An author published an article in journal A. At the proofreading stage they were asked by the publisher to reduce the number of words in the abstract. After publication, the author indicated that they had inadvertently included the wrong abstract in the proofreading correction step, supplying one which belonged to another article they had authored. The article is now published with the wrong abstract. The author is asking for a retraction and republication.
Question for COPE Council
- Should the journal issue a corrigendum or retraction and republication?
Advice on this case is from a small number of COPE Council Members. Most cases on the COPE website are presented to the COPE Forum where advice is offered by a wider group of COPE Members and COPE Council Members. Advice on individual cases is not formal COPE guidance.
A retraction seems unnecessary here as a mistake was made, and it did not involve misconduct/fraud or affect the validity of the actual findings. This appears to be a simple mix-up, although it shows the need for careful version comparison during production and proofreading.

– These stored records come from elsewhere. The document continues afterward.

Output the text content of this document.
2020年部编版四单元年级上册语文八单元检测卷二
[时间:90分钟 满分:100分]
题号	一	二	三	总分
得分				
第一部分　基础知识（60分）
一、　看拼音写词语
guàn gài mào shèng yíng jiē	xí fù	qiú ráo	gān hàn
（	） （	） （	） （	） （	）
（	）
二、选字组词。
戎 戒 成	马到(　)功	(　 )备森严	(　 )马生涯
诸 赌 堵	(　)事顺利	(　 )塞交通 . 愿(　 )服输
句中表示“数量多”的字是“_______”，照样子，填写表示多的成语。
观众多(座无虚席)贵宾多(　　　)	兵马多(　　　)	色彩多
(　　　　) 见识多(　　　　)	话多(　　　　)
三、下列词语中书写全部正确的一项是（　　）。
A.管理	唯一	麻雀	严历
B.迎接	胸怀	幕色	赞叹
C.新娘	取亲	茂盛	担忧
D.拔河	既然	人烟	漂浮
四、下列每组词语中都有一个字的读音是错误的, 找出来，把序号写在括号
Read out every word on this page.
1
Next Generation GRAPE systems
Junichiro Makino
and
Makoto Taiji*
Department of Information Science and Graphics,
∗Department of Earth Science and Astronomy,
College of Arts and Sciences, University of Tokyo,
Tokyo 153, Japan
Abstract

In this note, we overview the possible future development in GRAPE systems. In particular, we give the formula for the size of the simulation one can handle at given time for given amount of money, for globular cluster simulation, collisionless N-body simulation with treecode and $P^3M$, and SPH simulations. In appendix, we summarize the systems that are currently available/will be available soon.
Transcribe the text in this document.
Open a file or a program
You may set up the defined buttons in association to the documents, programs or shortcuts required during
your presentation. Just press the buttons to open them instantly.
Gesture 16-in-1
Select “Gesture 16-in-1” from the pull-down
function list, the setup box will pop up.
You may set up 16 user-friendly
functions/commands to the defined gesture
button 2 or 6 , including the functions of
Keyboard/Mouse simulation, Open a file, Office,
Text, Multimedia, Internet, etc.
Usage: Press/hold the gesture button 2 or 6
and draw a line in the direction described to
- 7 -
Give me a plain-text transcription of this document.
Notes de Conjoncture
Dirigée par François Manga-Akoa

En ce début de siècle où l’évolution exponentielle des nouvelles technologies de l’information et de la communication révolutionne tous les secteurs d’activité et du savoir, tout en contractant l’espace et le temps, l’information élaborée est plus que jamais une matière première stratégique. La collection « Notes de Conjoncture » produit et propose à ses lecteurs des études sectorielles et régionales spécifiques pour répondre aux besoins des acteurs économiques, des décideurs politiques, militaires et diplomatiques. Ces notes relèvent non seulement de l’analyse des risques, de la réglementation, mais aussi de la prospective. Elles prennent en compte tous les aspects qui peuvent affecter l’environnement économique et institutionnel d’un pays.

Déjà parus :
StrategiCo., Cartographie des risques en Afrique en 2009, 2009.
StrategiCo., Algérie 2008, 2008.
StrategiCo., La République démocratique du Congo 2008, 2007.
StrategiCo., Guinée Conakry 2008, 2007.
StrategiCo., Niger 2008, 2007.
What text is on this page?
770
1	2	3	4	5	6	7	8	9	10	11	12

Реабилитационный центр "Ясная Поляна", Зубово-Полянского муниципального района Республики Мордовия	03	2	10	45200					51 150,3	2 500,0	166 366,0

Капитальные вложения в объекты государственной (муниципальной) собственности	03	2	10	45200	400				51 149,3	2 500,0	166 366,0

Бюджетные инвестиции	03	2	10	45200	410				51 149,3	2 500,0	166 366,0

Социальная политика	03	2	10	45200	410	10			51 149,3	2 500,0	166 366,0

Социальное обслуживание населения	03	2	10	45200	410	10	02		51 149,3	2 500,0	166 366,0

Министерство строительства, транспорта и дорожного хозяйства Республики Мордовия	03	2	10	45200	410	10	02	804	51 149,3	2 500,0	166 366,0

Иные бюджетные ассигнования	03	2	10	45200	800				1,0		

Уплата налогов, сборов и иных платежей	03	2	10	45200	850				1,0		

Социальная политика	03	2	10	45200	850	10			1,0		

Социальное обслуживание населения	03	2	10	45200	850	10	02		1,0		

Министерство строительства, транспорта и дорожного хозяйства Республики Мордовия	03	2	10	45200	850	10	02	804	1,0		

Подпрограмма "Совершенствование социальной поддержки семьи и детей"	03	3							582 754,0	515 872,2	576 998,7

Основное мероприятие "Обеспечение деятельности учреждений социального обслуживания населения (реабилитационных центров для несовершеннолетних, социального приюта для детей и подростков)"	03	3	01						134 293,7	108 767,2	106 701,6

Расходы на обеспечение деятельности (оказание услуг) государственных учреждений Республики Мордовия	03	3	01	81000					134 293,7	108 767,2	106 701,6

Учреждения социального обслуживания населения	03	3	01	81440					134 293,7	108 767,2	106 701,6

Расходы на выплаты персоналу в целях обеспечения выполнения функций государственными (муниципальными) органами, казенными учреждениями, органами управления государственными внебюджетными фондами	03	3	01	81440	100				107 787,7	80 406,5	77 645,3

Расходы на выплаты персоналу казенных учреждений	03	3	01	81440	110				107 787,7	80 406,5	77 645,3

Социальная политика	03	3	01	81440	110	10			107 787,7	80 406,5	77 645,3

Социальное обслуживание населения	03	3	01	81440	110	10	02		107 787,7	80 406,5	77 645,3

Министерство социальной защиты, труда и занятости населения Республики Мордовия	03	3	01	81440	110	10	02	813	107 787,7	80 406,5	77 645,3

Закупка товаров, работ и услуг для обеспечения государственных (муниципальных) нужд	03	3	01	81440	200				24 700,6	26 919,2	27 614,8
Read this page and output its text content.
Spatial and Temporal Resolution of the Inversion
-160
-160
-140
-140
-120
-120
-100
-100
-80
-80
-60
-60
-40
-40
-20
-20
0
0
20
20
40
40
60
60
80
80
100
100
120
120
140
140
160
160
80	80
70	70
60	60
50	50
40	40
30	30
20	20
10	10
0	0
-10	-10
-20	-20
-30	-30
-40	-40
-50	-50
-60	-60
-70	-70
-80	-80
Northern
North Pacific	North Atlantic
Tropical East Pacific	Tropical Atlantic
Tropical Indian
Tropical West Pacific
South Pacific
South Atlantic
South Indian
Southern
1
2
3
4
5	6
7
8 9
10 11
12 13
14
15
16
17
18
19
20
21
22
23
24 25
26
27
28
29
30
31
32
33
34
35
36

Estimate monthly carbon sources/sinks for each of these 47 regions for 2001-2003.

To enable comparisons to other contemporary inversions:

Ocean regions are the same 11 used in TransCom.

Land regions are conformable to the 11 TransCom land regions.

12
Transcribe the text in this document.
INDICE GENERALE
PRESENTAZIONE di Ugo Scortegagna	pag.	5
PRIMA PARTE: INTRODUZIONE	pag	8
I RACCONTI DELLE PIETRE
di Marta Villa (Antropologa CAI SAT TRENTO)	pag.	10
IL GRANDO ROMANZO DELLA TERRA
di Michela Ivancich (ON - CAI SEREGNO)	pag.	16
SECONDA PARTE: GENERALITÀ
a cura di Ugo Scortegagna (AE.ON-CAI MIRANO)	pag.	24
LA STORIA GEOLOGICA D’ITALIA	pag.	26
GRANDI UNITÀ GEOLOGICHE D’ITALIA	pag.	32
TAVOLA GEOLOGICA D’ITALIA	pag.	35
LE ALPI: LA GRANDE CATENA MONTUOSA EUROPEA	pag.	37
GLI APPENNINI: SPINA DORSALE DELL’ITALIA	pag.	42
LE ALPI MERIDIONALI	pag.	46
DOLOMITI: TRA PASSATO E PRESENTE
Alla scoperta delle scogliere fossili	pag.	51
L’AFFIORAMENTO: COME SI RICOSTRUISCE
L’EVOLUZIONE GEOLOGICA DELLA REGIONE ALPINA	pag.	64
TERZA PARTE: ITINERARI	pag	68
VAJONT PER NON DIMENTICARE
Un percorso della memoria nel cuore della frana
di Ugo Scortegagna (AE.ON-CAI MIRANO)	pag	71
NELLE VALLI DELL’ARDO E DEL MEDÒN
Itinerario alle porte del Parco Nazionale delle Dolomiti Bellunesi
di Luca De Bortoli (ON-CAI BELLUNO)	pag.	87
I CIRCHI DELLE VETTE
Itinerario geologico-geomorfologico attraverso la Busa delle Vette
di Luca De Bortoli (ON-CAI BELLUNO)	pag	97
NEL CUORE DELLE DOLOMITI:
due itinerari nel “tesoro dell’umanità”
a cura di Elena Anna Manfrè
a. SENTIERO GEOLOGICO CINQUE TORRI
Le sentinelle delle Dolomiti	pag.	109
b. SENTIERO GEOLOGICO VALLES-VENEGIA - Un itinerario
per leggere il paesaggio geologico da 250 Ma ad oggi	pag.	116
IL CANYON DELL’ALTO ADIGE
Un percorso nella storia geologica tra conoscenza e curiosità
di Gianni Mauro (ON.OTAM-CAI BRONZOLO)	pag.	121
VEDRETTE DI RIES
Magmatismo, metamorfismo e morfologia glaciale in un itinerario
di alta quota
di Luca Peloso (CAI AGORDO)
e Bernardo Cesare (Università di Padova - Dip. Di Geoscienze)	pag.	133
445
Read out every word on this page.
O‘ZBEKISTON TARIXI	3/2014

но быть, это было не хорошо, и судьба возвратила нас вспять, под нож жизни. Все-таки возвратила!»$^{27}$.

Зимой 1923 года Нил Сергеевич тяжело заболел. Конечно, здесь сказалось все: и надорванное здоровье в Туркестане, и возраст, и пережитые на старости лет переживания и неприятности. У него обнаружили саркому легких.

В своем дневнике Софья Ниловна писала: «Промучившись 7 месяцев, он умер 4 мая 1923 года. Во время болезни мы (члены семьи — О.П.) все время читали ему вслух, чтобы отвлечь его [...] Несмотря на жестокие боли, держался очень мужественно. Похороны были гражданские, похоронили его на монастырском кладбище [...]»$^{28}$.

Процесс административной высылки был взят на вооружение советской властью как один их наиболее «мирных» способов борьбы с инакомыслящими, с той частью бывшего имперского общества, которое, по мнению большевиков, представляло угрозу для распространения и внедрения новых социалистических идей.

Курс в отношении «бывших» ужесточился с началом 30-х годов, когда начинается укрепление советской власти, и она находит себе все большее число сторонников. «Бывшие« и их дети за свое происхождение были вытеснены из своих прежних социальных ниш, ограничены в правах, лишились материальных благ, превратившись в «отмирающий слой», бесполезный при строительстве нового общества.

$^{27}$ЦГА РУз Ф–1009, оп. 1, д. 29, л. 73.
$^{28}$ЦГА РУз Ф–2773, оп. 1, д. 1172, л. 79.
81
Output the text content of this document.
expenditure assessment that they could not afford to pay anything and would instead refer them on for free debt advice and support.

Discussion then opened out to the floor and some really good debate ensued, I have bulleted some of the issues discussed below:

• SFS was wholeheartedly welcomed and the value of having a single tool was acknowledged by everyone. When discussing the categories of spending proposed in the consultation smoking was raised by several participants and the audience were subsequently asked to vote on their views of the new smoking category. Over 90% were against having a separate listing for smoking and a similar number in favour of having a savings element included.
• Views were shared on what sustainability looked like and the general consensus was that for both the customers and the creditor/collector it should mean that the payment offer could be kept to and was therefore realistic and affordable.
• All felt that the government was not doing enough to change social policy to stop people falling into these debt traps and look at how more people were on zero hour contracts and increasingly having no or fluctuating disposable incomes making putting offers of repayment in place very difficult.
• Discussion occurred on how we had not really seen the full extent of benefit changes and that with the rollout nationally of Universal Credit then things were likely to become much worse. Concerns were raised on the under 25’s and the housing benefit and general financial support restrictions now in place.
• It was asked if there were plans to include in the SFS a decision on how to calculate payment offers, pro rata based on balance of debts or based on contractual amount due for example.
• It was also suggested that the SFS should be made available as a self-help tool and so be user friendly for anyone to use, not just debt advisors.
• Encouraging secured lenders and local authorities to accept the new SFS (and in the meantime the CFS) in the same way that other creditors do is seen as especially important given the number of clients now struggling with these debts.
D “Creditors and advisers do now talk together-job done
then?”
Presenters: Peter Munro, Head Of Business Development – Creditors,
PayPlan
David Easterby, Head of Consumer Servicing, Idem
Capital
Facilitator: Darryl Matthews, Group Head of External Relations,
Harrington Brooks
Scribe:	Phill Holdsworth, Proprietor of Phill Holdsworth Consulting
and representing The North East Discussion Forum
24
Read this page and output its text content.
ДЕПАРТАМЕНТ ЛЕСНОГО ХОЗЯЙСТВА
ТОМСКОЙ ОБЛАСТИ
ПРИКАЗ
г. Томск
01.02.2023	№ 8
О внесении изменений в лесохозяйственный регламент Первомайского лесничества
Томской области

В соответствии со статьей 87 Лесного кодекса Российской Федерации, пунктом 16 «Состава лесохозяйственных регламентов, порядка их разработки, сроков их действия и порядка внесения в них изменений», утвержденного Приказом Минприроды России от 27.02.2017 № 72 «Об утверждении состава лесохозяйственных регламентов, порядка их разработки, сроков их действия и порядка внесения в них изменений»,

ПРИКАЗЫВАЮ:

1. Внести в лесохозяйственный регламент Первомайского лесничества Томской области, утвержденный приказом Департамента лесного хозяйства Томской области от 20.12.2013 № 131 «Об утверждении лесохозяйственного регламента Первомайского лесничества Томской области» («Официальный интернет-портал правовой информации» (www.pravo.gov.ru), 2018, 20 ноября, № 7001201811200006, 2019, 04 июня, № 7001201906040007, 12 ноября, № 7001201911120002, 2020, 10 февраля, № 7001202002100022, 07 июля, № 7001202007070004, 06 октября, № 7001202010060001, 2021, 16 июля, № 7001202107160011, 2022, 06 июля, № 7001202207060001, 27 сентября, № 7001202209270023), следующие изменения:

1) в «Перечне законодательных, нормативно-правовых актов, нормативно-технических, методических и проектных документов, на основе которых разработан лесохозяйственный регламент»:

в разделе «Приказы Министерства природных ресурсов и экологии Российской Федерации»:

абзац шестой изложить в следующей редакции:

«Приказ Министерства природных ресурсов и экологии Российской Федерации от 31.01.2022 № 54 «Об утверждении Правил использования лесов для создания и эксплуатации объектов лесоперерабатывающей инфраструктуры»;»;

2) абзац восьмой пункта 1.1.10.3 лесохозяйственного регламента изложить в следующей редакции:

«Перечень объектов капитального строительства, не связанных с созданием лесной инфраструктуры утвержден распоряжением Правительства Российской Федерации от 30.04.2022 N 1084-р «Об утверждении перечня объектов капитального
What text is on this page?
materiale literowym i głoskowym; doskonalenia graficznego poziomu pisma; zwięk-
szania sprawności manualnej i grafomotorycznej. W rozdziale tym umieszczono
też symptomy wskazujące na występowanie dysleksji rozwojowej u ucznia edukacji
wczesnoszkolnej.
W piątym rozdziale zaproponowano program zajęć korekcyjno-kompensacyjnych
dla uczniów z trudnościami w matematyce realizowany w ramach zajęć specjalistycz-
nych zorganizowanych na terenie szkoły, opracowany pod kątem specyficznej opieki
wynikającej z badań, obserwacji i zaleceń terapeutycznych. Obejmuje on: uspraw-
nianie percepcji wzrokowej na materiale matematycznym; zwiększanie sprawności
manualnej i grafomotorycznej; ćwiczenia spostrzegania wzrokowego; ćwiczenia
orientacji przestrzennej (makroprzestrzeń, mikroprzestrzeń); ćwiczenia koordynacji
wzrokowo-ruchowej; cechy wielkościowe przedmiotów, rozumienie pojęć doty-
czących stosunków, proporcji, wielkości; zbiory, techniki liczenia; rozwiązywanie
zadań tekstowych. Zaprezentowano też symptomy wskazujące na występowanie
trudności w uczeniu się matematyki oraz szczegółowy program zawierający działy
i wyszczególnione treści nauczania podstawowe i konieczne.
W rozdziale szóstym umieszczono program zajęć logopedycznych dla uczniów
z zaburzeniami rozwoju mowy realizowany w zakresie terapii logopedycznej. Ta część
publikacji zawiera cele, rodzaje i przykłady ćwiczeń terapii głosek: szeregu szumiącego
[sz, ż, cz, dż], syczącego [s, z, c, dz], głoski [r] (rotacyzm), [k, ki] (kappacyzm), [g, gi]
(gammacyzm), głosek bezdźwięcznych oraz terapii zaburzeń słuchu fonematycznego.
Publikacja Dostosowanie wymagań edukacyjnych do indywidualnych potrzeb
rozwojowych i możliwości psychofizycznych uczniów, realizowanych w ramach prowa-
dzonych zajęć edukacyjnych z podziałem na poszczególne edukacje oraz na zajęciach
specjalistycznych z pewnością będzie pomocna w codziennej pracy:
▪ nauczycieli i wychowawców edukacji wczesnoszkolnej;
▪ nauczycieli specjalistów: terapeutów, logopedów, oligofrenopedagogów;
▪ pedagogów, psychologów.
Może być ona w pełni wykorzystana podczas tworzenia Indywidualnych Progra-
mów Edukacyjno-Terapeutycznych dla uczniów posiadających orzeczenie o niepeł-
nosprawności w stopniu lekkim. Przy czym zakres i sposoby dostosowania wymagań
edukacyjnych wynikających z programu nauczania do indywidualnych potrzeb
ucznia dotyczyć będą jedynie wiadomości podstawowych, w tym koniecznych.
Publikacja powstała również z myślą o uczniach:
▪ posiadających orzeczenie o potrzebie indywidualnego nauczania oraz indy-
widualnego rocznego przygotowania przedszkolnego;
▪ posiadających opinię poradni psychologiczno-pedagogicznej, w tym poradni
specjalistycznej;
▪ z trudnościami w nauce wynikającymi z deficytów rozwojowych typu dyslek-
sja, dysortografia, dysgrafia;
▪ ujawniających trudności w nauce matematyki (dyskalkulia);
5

In the case of e-first publication, there is a window of opportunity to make corrections, so if the journal can, they might replace the abstract in the HTML and PDF versions and let indexers know that the abstract needs to be replaced. The journal should then publish a correction notice to state that the previous abstract was that of another article by the authors, included in error during the production process.
The article itself is unaffected, so using a form of retraction seems inappropriate. Retraction and republication, as discussed in the COPE retraction guidelines, does not apply because a simple correction will suffice.